If you had told me in the summer of 1963 that, within what anti-communist liberal economists like Kenneth Galbraith then called "the affluent society," I would, after 1969, be spending most of my life as poverty-stricken as my immigrant grandparents were and be downwardly mobile in my economic status compared to my white clerical working parents after obtaining a college degree, I would not have believed you.
Because in the early 1960's, the U.S. corporate media (and even some early New Left writers) were claiming that advanced capitalist societies like the United States would certainly eliminate poverty within their economic systems within the next few decades (and certainly by the end of the 20th-century); and that a liberal arts college degree automatically provided its recipient with a permanent passport into a high-salaried career within U.S. society, which would automatically provide the college grad more upward economic mobility and economic security than his or her parents had achieved or what students who did not got to college would obtain within U.S. society.
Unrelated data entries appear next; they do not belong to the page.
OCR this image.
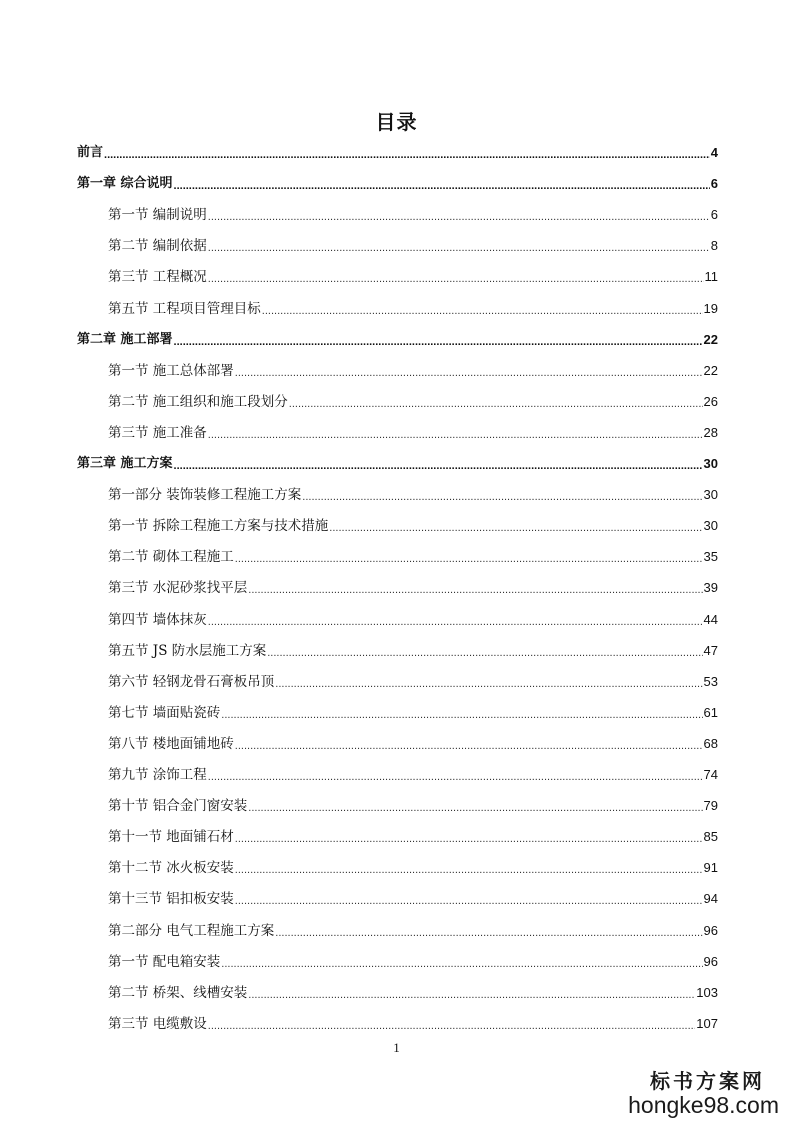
目录
前言 .....	4
第一章 综合说明 .....	6
第一节 编制说明 .....	6
第二节 编制依据 .....	8
第三节 工程概况 .....	11
第五节 工程项目管理目标 .....	19
第二章 施工部署 .....	22
第一节 施工总体部署 .....	22
第二节 施工组织和施工段划分 .....	26
第三节 施工准备 .....	28
第三章 施工方案 .....	30
第一部分 装饰装修工程施工方案 .....	30
第一节 拆除工程施工方案与技术措施 .....	30
第二节 砌体工程施工 .....	35
第三节 水泥砂浆找平层 .....	39
第四节 墙体抹灰 .....	44
第五节 JS 防水层施工方案 .....	47
第六节 轻钢龙骨石膏板吊顶 .....	53
第七节 墙面贴瓷砖 .....	61
第八节 楼地面铺地砖 .....	68
第九节 涂饰工程 .....	74
第十节 铝合金门窗安装 .....	79
第十一节 地面铺石材 .....	85
第十二节 冰火板安装 .....	91
第十三节 铝扣板安装 .....	94
第二部分 电气工程施工方案 .....	96
第一节 配电箱安装 .....	96
第二节 桥架、线槽安装 .....	103
第三节 电缆敷设 .....	107
1
标书方案网
hongke98.com
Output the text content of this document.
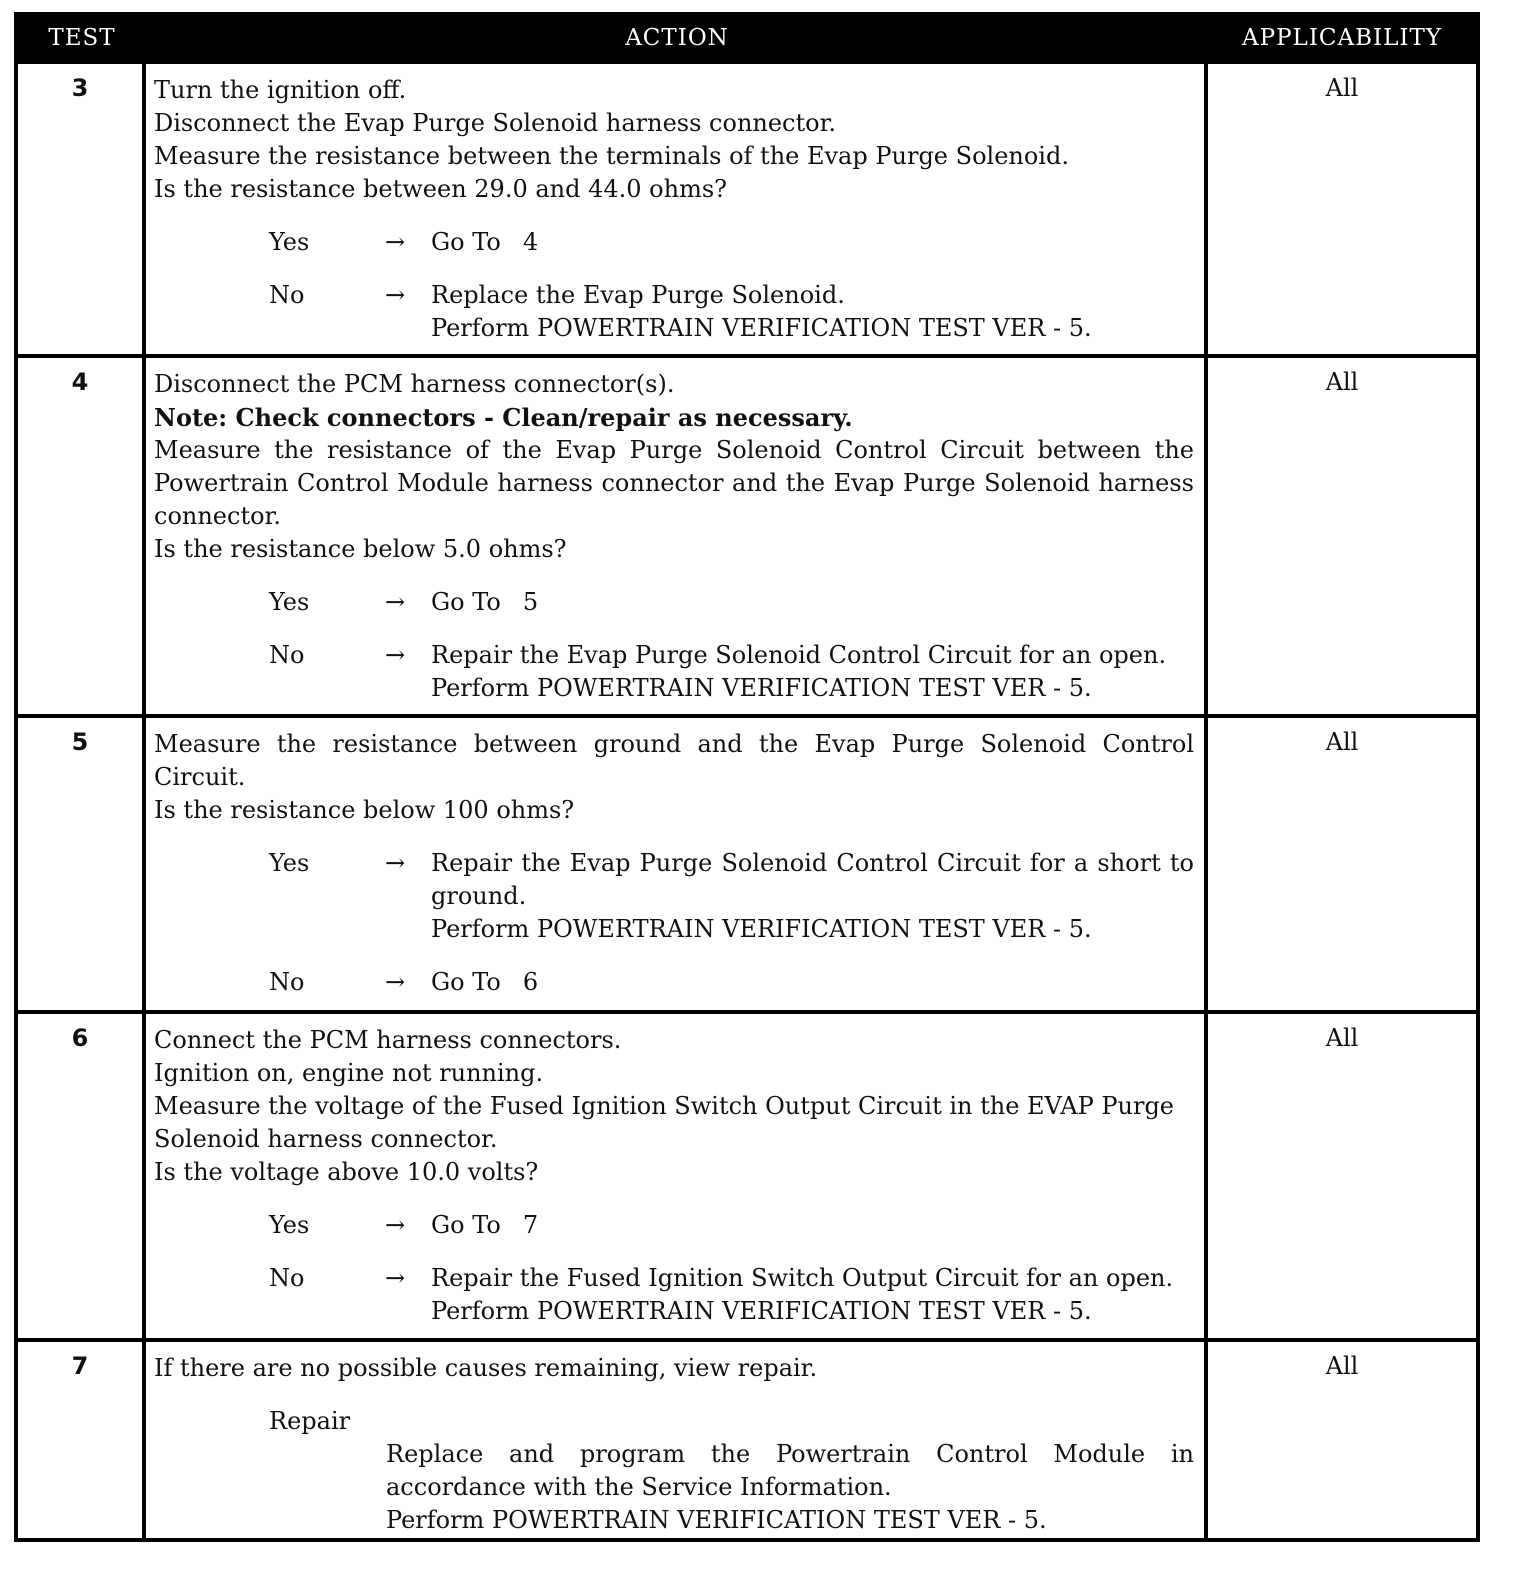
TEST	ACTION	APPLICABILITY
3	Turn the ignition off.

Disconnect the Evap Purge Solenoid harness connector.

Measure the resistance between the terminals of the Evap Purge Solenoid.

Is the resistance between 29.0 and 44.0 ohms?

Yes	→	Go To 4
No	→	Replace the Evap Purge Solenoid.
Perform POWERTRAIN VERIFICATION TEST VER - 5.
All
4	Disconnect the PCM harness connector(s).

Note: Check connectors - Clean/repair as necessary.

Measure the resistance of the Evap Purge Solenoid Control Circuit between the Powertrain Control Module harness connector and the Evap Purge Solenoid harness connector.

Is the resistance below 5.0 ohms?

Yes	→	Go To 5
No	→	Repair the Evap Purge Solenoid Control Circuit for an open.
Perform POWERTRAIN VERIFICATION TEST VER - 5.
All
5	Measure the resistance between ground and the Evap Purge Solenoid Control Circuit.

Is the resistance below 100 ohms?

Yes	→	Repair the Evap Purge Solenoid Control Circuit for a short to ground.
Perform POWERTRAIN VERIFICATION TEST VER - 5.
No	→	Go To 6
All
6	Connect the PCM harness connectors.

Ignition on, engine not running.

Measure the voltage of the Fused Ignition Switch Output Circuit in the EVAP Purge Solenoid harness connector.

Is the voltage above 10.0 volts?

Yes	→	Go To 7
No	→	Repair the Fused Ignition Switch Output Circuit for an open.
Perform POWERTRAIN VERIFICATION TEST VER - 5.
All
7	If there are no possible causes remaining, view repair.

Repair

Replace and program the Powertrain Control Module in accordance with the Service Information.

Perform POWERTRAIN VERIFICATION TEST VER - 5.

All
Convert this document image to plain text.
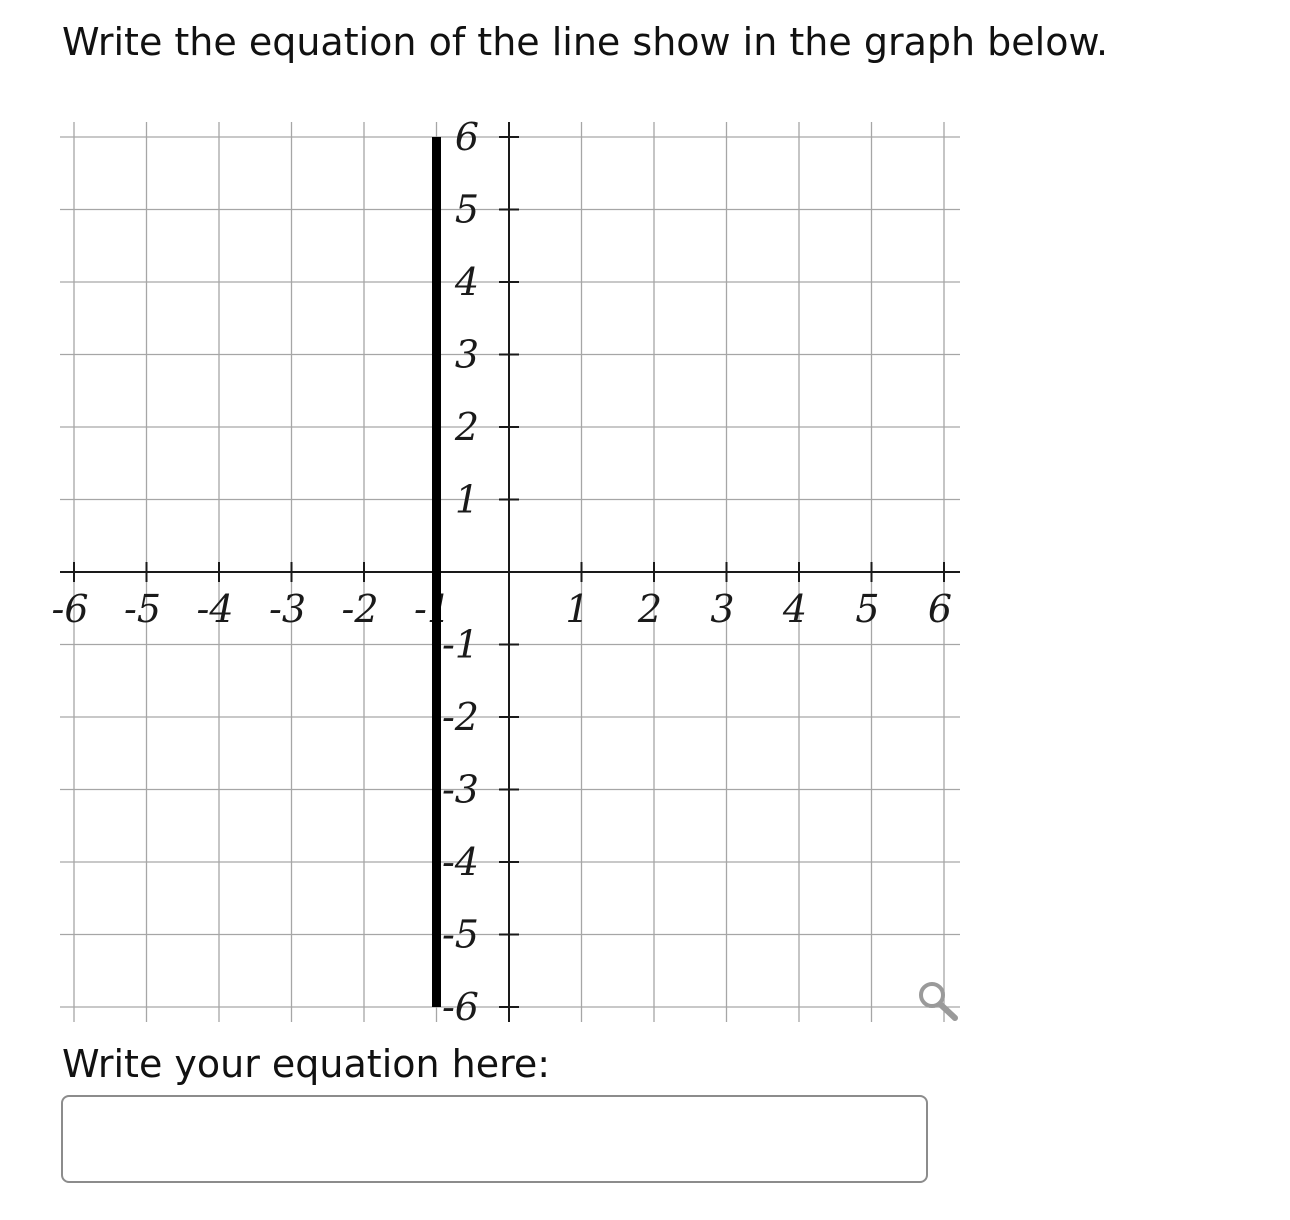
Write the equation of the line show in the graph below.
-6 -5 -4 -3 -2 -1	1 2 3 4 5 6
6
5
4
3
2
1
-1
-2
-3
-4
-5
-6

Write your equation here:
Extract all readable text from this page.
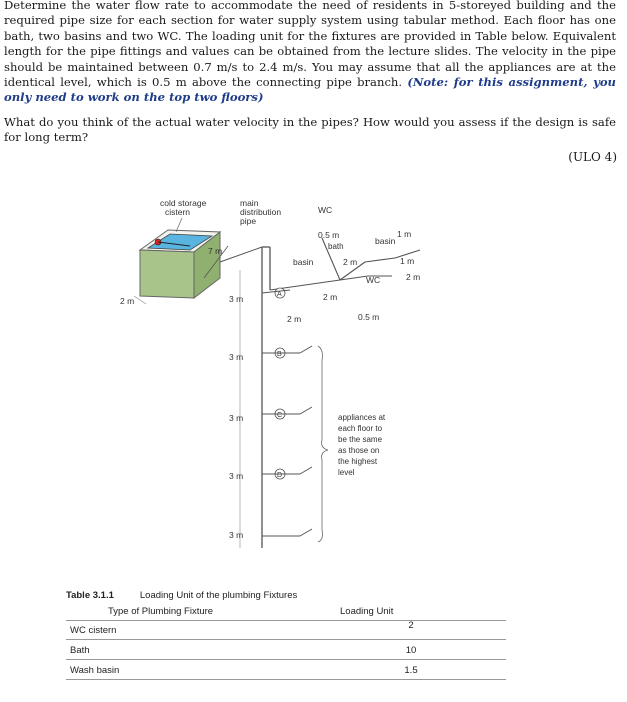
Determine the water flow rate to accommodate the need of residents in 5-storeyed building and the required pipe size for each section for water supply system using tabular method. Each floor has one bath, two basins and two WC. The loading unit for the fixtures are provided in Table below. Equivalent length for the pipe fittings and values can be obtained from the lecture slides. The velocity in the pipe should be maintained between 0.7 m/s to 2.4 m/s. You may assume that all the appliances are at the identical level, which is 0.5 m above the connecting pipe branch. (Note: for this assignment, you only need to work on the top two floors)
What do you think of the actual water velocity in the pipes? How would you assess if the design is safe for long term?
(ULO 4)
cold storage
cistern
main
distribution
pipe
7 m
2 m	3 m
3 m
3 m
3 m
3 m
A
B
C
D
WC
0.5 m
bath
basin
1 m
1 m
basin	2 m
WC
2 m
2 m
2 m
0.5 m
appliances at
each floor to
be the same
as those on
the highest
level
Table 3.1.1	Loading Unit of the plumbing Fixtures
Type of Plumbing Fixture	Loading Unit
WC cistern	2
Bath	10
Wash basin	1.5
Of course, by the mid-1970's most U.S. liberal arts college graduates from working-class backgrounds of all races realized that the corporate media had lied to us about the economic rewards getting a liberal arts degree would bring to us after graduation, within an institutionally classist, racist, sexist and ageist country; and that the early New Left writers and antii-communist liberal economists who had claimed that advanced capitalist societies like the USA would eliminate poverty in a few decades had forecast the direction of U.S. economic history wrongly.